I'm sure you are, Mr. President. Pity this one didn't slip through the cracks, hmm?
On July 26, Bush signed into law the Foreign Investment and National Security Act of 2007, a law passed as a direct result of the secretive attempt to sell control of 22 of our ports to Dubai Ports World, a company again wholly owned by the government of Dubai.
That law was passed to beef up the examination requirements of the Committee on Foreign Investment in the United States, or CFIUS, a bureaucratic panel committee that's part of the Treasury Department, which is supposed to vet deals which involve foreign investments in terms of any national security aspects.
Senator Chuck Schumer (d-NY) is all over this one.
In a letter today, Schumer asked Treasury Secretary Henry M. Paulson to conduct the Borse Dubai CFIUS review under the standards imposed by the new law, even though most of the requirements of the new law don't take effect until later this fall.
"Nasdaq is not just any exchange, but one of the world's largest," Schumer wrote Paulson. "With approximately 3,200 companies, it lists more companies and, on average, trades more shares per day than any other U.S. market."
Not only that, but remember,this exchange deals with technological companies, including those involved in national defense.

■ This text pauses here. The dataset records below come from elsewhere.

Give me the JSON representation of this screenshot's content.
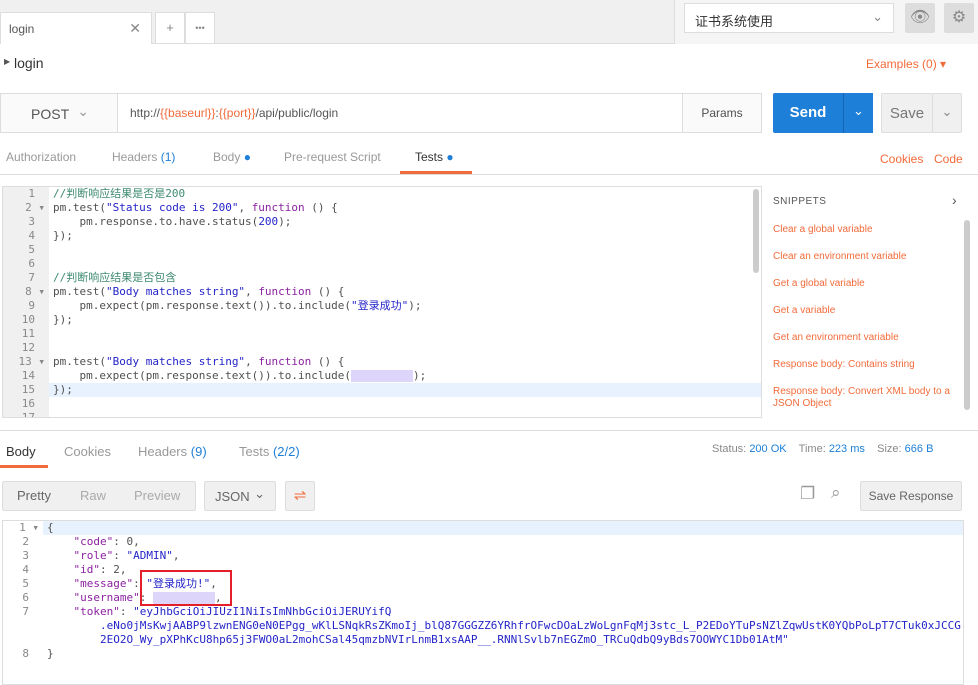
{
  "tabs": {
    "active": "login",
    "add": "+",
    "more": "•••"
  },
  "environment": {
    "selected": "证书系统使用",
    "eye_icon": "eye-icon",
    "gear_icon": "gear-icon"
  },
  "request": {
    "name": "login",
    "examples": "Examples (0)",
    "method": "POST",
    "url": {
      "prefix": "http://",
      "var1": "{{baseurl}}",
      "sep": ":",
      "var2": "{{port}}",
      "path": "/api/public/login"
    },
    "params": "Params",
    "send": "Send",
    "save": "Save"
  },
  "req_tabs": {
    "authorization": "Authorization",
    "headers": "Headers",
    "headers_count": "(1)",
    "body": "Body",
    "prerequest": "Pre-request Script",
    "tests": "Tests",
    "cookies": "Cookies",
    "code": "Code"
  },
  "editor": {
    "lines": [
      [
        {
          "t": "//判断响应结果是否是200",
          "c": "cm"
        }
      ],
      [
        {
          "t": "pm.test(",
          "c": ""
        },
        {
          "t": "\"Status code is 200\"",
          "c": "str"
        },
        {
          "t": ", ",
          "c": ""
        },
        {
          "t": "function",
          "c": "kw"
        },
        {
          "t": " () {",
          "c": ""
        }
      ],
      [
        {
          "t": "    pm.response.to.have.status(",
          "c": ""
        },
        {
          "t": "200",
          "c": "num"
        },
        {
          "t": ");",
          "c": ""
        }
      ],
      [
        {
          "t": "});",
          "c": ""
        }
      ],
      [],
      [],
      [
        {
          "t": "//判断响应结果是否包含",
          "c": "cm"
        }
      ],
      [
        {
          "t": "pm.test(",
          "c": ""
        },
        {
          "t": "\"Body matches string\"",
          "c": "str"
        },
        {
          "t": ", ",
          "c": ""
        },
        {
          "t": "function",
          "c": "kw"
        },
        {
          "t": " () {",
          "c": ""
        }
      ],
      [
        {
          "t": "    pm.expect(pm.response.text()).to.include(",
          "c": ""
        },
        {
          "t": "\"登录成功\"",
          "c": "str"
        },
        {
          "t": ");",
          "c": ""
        }
      ],
      [
        {
          "t": "});",
          "c": ""
        }
      ],
      [],
      [],
      [
        {
          "t": "pm.test(",
          "c": ""
        },
        {
          "t": "\"Body matches string\"",
          "c": "str"
        },
        {
          "t": ", ",
          "c": ""
        },
        {
          "t": "function",
          "c": "kw"
        },
        {
          "t": " () {",
          "c": ""
        }
      ],
      [
        {
          "t": "    pm.expect(pm.response.text()).to.include(",
          "c": ""
        },
        {
          "t": "BLUR",
          "c": "blur"
        },
        {
          "t": ");",
          "c": ""
        }
      ],
      [
        {
          "t": "});",
          "c": ""
        }
      ],
      [],
      []
    ]
  },
  "snippets": {
    "title": "SNIPPETS",
    "items": [
      "Clear a global variable",
      "Clear an environment variable",
      "Get a global variable",
      "Get a variable",
      "Get an environment variable",
      "Response body: Contains string",
      "Response body: Convert XML body to a JSON Object"
    ]
  },
  "response": {
    "tabs": {
      "body": "Body",
      "cookies": "Cookies",
      "headers": "Headers",
      "headers_count": "(9)",
      "tests": "Tests",
      "tests_count": "(2/2)"
    },
    "status_label": "Status:",
    "status": "200 OK",
    "time_label": "Time:",
    "time": "223 ms",
    "size_label": "Size:",
    "size": "666 B",
    "views": {
      "pretty": "Pretty",
      "raw": "Raw",
      "preview": "Preview",
      "format": "JSON"
    },
    "save_response": "Save Response",
    "lines": [
      [
        {
          "t": "{",
          "c": ""
        }
      ],
      [
        {
          "t": "    \"code\"",
          "c": "kw"
        },
        {
          "t": ": 0,",
          "c": ""
        }
      ],
      [
        {
          "t": "    \"role\"",
          "c": "kw"
        },
        {
          "t": ": ",
          "c": ""
        },
        {
          "t": "\"ADMIN\"",
          "c": "str"
        },
        {
          "t": ",",
          "c": ""
        }
      ],
      [
        {
          "t": "    \"id\"",
          "c": "kw"
        },
        {
          "t": ": 2,",
          "c": ""
        }
      ],
      [
        {
          "t": "    \"message\"",
          "c": "kw"
        },
        {
          "t": ": ",
          "c": ""
        },
        {
          "t": "\"登录成功!\"",
          "c": "str"
        },
        {
          "t": ",",
          "c": ""
        }
      ],
      [
        {
          "t": "    \"username\"",
          "c": "kw"
        },
        {
          "t": ": ",
          "c": ""
        },
        {
          "t": "BLUR",
          "c": "blur"
        },
        {
          "t": ",",
          "c": ""
        }
      ],
      [
        {
          "t": "    \"token\"",
          "c": "kw"
        },
        {
          "t": ": ",
          "c": ""
        },
        {
          "t": "\"eyJhbGciOiJIUzI1NiIsImNhbGciOiJERUYifQ",
          "c": "str"
        }
      ],
      [
        {
          "t": "        .eNo0jMsKwjAABP9lzwnENG0eN0EPgg_wKlLSNqkRsZKmoIj_blQ87GGGZZ6YRhfrOFwcDOaLzWoLgnFqMj3stc_L_P2EDoYTuPsNZlZqwUstK0YQbPoLpT7CTuk0xJCCG",
          "c": "str"
        }
      ],
      [
        {
          "t": "        2EO2O_Wy_pXPhKcU8hp65j3FWO0aL2mohCSal45qmzbNVIrLnmB1xsAAP__.RNNlSvlb7nEGZmO_TRCuQdbQ9yBds7OOWYC1Db01AtM\"",
          "c": "str"
        }
      ],
      [
        {
          "t": "}",
          "c": ""
        }
      ]
    ],
    "line_numbers": [
      "1",
      "2",
      "3",
      "4",
      "5",
      "6",
      "7",
      "",
      "",
      "8"
    ]
  },
  "colors": {
    "accent": "#f26b3a",
    "send": "#1d7fd8",
    "highlight": "#e3202a"
  }
}
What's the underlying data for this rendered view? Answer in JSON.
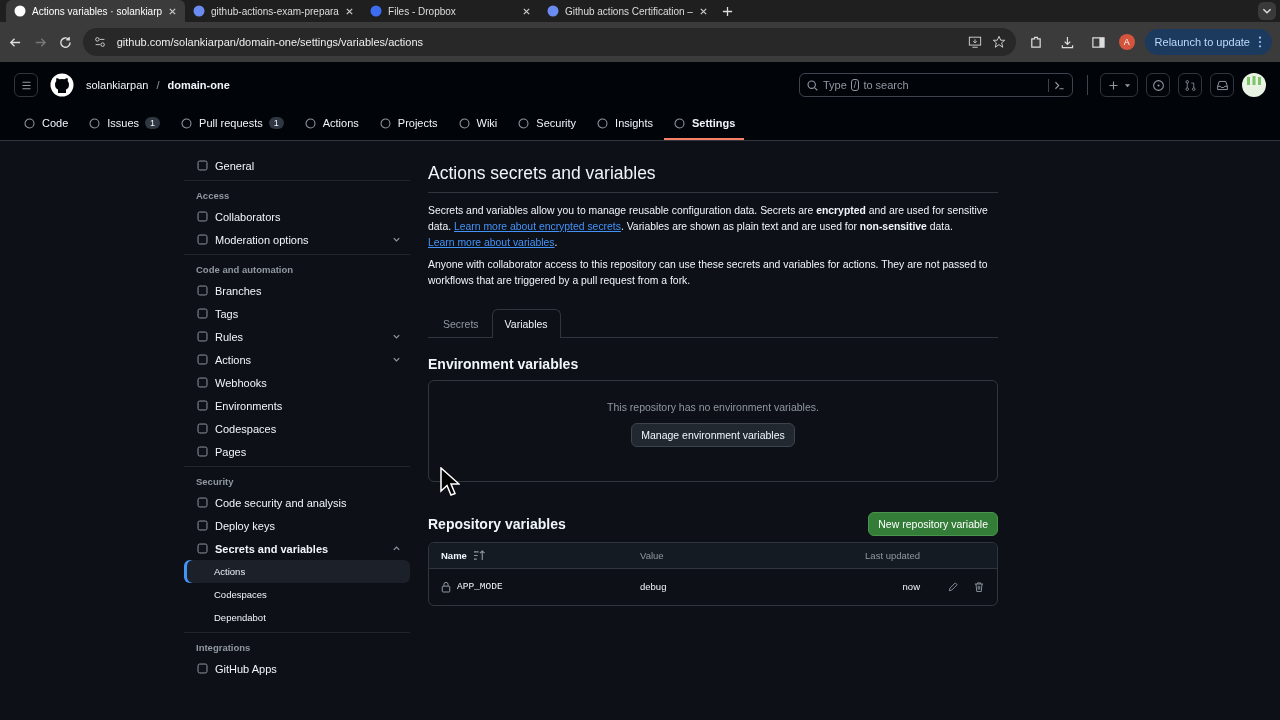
{
  "browser": {
    "tabs": [
      {
        "title": "Actions variables · solankiarp",
        "selected": true
      },
      {
        "title": "github-actions-exam-prepara",
        "selected": false
      },
      {
        "title": "Files - Dropbox",
        "selected": false
      },
      {
        "title": "Github actions Certification –",
        "selected": false
      }
    ],
    "url": "github.com/solankiarpan/domain-one/settings/variables/actions",
    "profile": "A",
    "relaunch": "Relaunch to update"
  },
  "header": {
    "owner": "solankiarpan",
    "separator": "/",
    "repo": "domain-one",
    "search_prefix": "Type",
    "search_key": "/",
    "search_suffix": "to search"
  },
  "repo_nav": [
    {
      "label": "Code",
      "selected": false
    },
    {
      "label": "Issues",
      "count": "1",
      "selected": false
    },
    {
      "label": "Pull requests",
      "count": "1",
      "selected": false
    },
    {
      "label": "Actions",
      "selected": false
    },
    {
      "label": "Projects",
      "selected": false
    },
    {
      "label": "Wiki",
      "selected": false
    },
    {
      "label": "Security",
      "selected": false
    },
    {
      "label": "Insights",
      "selected": false
    },
    {
      "label": "Settings",
      "selected": true
    }
  ],
  "sidebar": [
    {
      "items": [
        {
          "label": "General",
          "selected": false
        }
      ]
    },
    {
      "heading": "Access",
      "items": [
        {
          "label": "Collaborators",
          "selected": false
        },
        {
          "label": "Moderation options",
          "selected": false,
          "expanded": false
        }
      ]
    },
    {
      "heading": "Code and automation",
      "items": [
        {
          "label": "Branches",
          "selected": false
        },
        {
          "label": "Tags",
          "selected": false
        },
        {
          "label": "Rules",
          "selected": false,
          "expanded": false
        },
        {
          "label": "Actions",
          "selected": false,
          "expanded": false
        },
        {
          "label": "Webhooks",
          "selected": false
        },
        {
          "label": "Environments",
          "selected": false
        },
        {
          "label": "Codespaces",
          "selected": false
        },
        {
          "label": "Pages",
          "selected": false
        }
      ]
    },
    {
      "heading": "Security",
      "items": [
        {
          "label": "Code security and analysis",
          "selected": false
        },
        {
          "label": "Deploy keys",
          "selected": false
        },
        {
          "label": "Secrets and variables",
          "selected": false,
          "expanded": true,
          "children": [
            {
              "label": "Actions",
              "selected": true
            },
            {
              "label": "Codespaces",
              "selected": false
            },
            {
              "label": "Dependabot",
              "selected": false
            }
          ]
        }
      ]
    },
    {
      "heading": "Integrations",
      "items": [
        {
          "label": "GitHub Apps",
          "selected": false
        }
      ]
    }
  ],
  "main": {
    "title": "Actions secrets and variables",
    "paragraphs": [
      [
        {
          "text": "Secrets and variables allow you to manage reusable configuration data. Secrets are **encrypted** and are used for sensitive data. "
        },
        {
          "link": "Learn more about encrypted secrets"
        },
        {
          "text": ". Variables are shown as plain text and are used for **non-sensitive** data. "
        },
        {
          "link": "Learn more about variables"
        },
        {
          "text": "."
        }
      ],
      [
        {
          "text": "Anyone with collaborator access to this repository can use these secrets and variables for actions. They are not passed to workflows that are triggered by a pull request from a fork."
        }
      ]
    ],
    "tabs": [
      {
        "label": "Secrets",
        "selected": false
      },
      {
        "label": "Variables",
        "selected": true
      }
    ],
    "environment": {
      "title": "Environment variables",
      "empty": "This repository has no environment variables.",
      "button": "Manage environment variables"
    },
    "repository": {
      "title": "Repository variables",
      "new_button": "New repository variable",
      "columns": [
        "Name",
        "Value",
        "Last updated"
      ],
      "rows": [
        {
          "name": "APP_MODE",
          "value": "debug",
          "updated": "now"
        }
      ]
    }
  }
}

I'm with Schumer on this one...and more.
Do we really want a country like Dubai to have an ownership stake in such a crucial area? And what about the economic influence and the concurrent clout when it comes to US foreign policy?
It's simply outrageous that something like this would even be considered.
And here's another piece of the puzzle I somehow don't think is unrelated:Abu Dhabi, another one of the the United Arab Emirates ( the group of Sheikdoms Dubai belongs to)just went and bought a 7.5% equity stake in the Carlyle Group.
For those of you who aren't familiar with the Carlyle_Group, it is a major, privately held equities firm with over $75.5 billion in assets. The firm invests in a wide variety of investments and has a major stake in the US defense industry, and itself is now valued at around $20 billion, as opposed to about $3.5 billion prior to the invasion of Iraq and Afghanistan. I'll let you draw your own conclusions from those figures. The Carlyle Group also has some very intimate connections with the Bush family, as well as a number of other well known people.
Let's start with Bush Sr. The ex-president was a senior advisor to the firm from April 1998 to October 2003,specializing in bringing in investment capital from the Arabs,including a couple of million from the bin-Laden family, which was liquidated after 9/11. Bush Sr. is still a highly paid consultant to the firm and is said to have a large amount of the Bush family money invested here.
James Baker III,Bush family consigliere worked in the capacity of Carlyle Senior Counselor from 1993 to 2005,in between representing his Saudi masters in court against his fellow Americans.
Richard Darman, former Director of the U.S. Office of Management and Budget under George H. W. Bush, Senior Advisor and Managing Director of The Carlyle Group from 1993 to the present.
Mack McLarty, White House Chief of Staff under President Bill Clinton, President of Kissinger McLarty Associates, Carlyle Senior Advisor from 2003 to the present.
And of course, George W. Bush,the current U.S. President. He was appointed in 1990 to the Board of Directors of one of Carlyle's first acquisitions, an airline food business called Caterair, until he left in 1992 to run for Governor of Texas.
There are lots of other interesting personalities involved and fascinating details, if anyone's interested enough to do a little research, but the above should be enough to raise a few hackles.
Are the two deals connected? I dunno...but here we have two major stock deals, both involving government owned companies from the UAE, both involving deals that have a lot to do with the US defense industry, and one of the deals involving a major cash influx to a privately held equity company that the Bush family is heavily invested in.
What are the odds,hmmmm?
Just like the Dubai ports deal, there seems to be more to it than meets the eye.